Silence pierced between them. The wind carried a gentle breeze and made the trees shake. The water in the pond trembled with ripples, but not from any teeming life. The winter had grown so cold in the past year that nothing stayed. Alexandria stared off into the forest of trees, as Manuela looked on. Waiting for an answer, but knowing not to expect one.

"I never hated you. You see, hate is a very strong word. I was merely jealous of you. She did have a sweet spot for you, I'll admit. I had to sit there and watch as you fell head over heels for her and as I slowly lost any friends I had. You had become the star of the school, not to say I ever was; but everyone loved you, ever her…"

"She never loved me, she only did her job. I'm sure you and she were the same at some point."

Manuela sighed at the fact.

"And I wasn't saying you never loved her. I know love when I see it. What I'm saying is that you've grown attached to someone you haven't seen for almost two years. I understand it's hard. It's one thing to worry about someone else's happiness, but you can't be entirely dependent on someone else for your own. I don't mean to be the pessimist here but you'll most probably never see each other again, so why don't you just let it go?"

The blonde girl stood up and looked down at the chestnut-haired girl who looked on. She reached a hand out toward the other girl and gave a weak smile. "Take my hand, and you make a promise to forget about her."
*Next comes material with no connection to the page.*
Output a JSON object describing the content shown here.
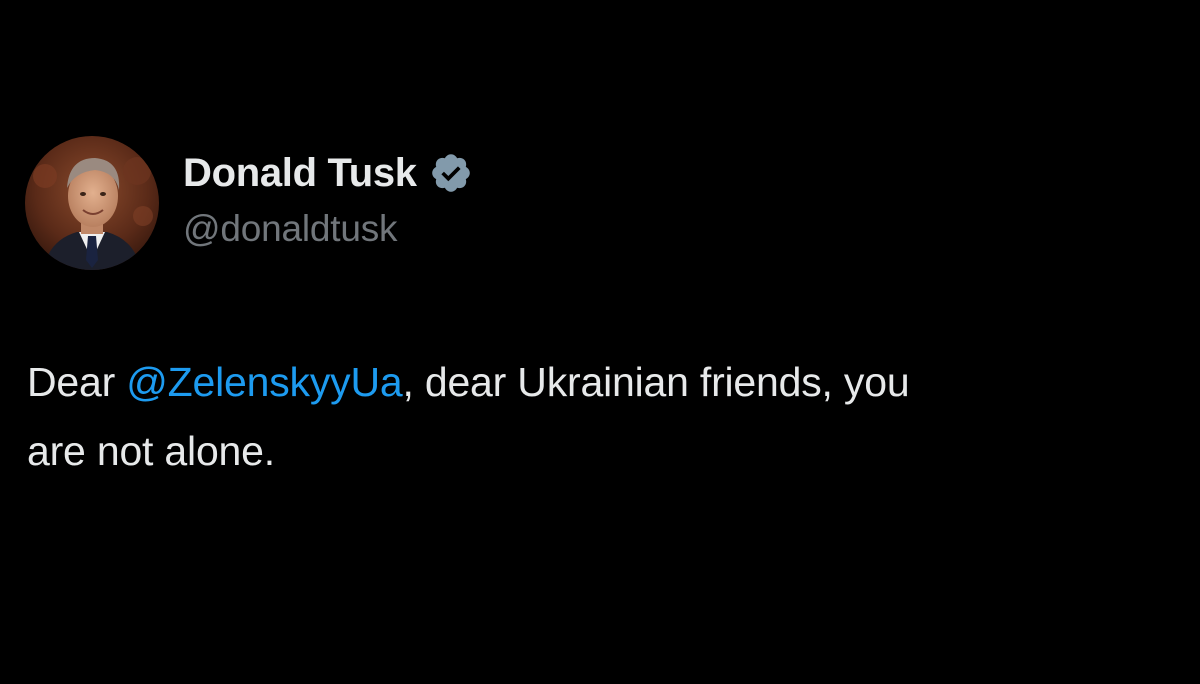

Manuela couldn't think. She knew this was for the best but to promise to forget about the woman who has haunted her dreams every night for two years? She couldn't. But Alexandria had a good point. She would probably never see Fraulein von Bernberg ever again. Never see her smile again, and never hear her laugh again. Never touch her lips again as she had that day.

"I don't believe a word you're saying. That's not Romeo. Romeo is a young man, in love! Try again. Then move not, while my prayer's effect I take…"

"Thus from my lips...by yours, my sin is…"

Then, before she had realized it, their lips had met. It was quick and fleeting and had only lasted a few seconds but to Manuela, it lasted for what seemed years. She still remembered what it had felt to touch her lips. Soft and unsure. Kind and trusting. When she pulled away, Manuela's head had swirled, and everything became a blur. She suddenly had embraced the teacher. The feeling of warmth evoking memories…

Manuela took Alexandria's hand.

AN/ Wow, I have not been writing for two months and then suddenly this happened. I am really sorry that I didn't have this done sooner, but I cannot control when my creative juices flow. Hopefully y'all weren't too impatient, and plus there is currently another MiU fanfiction being published ( ͡° ͜ʖ ͡°) I cannot promise anything but I will try and publish at least once a month. I also have school and work and art and music stuff that is being accomplished outside of this, so hopefully you peeps can understand that I don't have much time to write except now, which is currently 1:00 am. Anywho, on the actual fanfiction now: I was really excited about building this sort of relationship between Alexandria and Manuela because I think that Treskov is a truly underrated character. In my opinion, she was just jealous of Manuela throughout the whole film. Goodnight (or good morning, or good afternoon) for now, and here is your music recommendation:

Spirited Away OST - Reprise / Again

Post Script: So I went to check on this fanfiction a week after I supposedly published it, but turns out I never did so I'm super sorry to be publishing this a week later!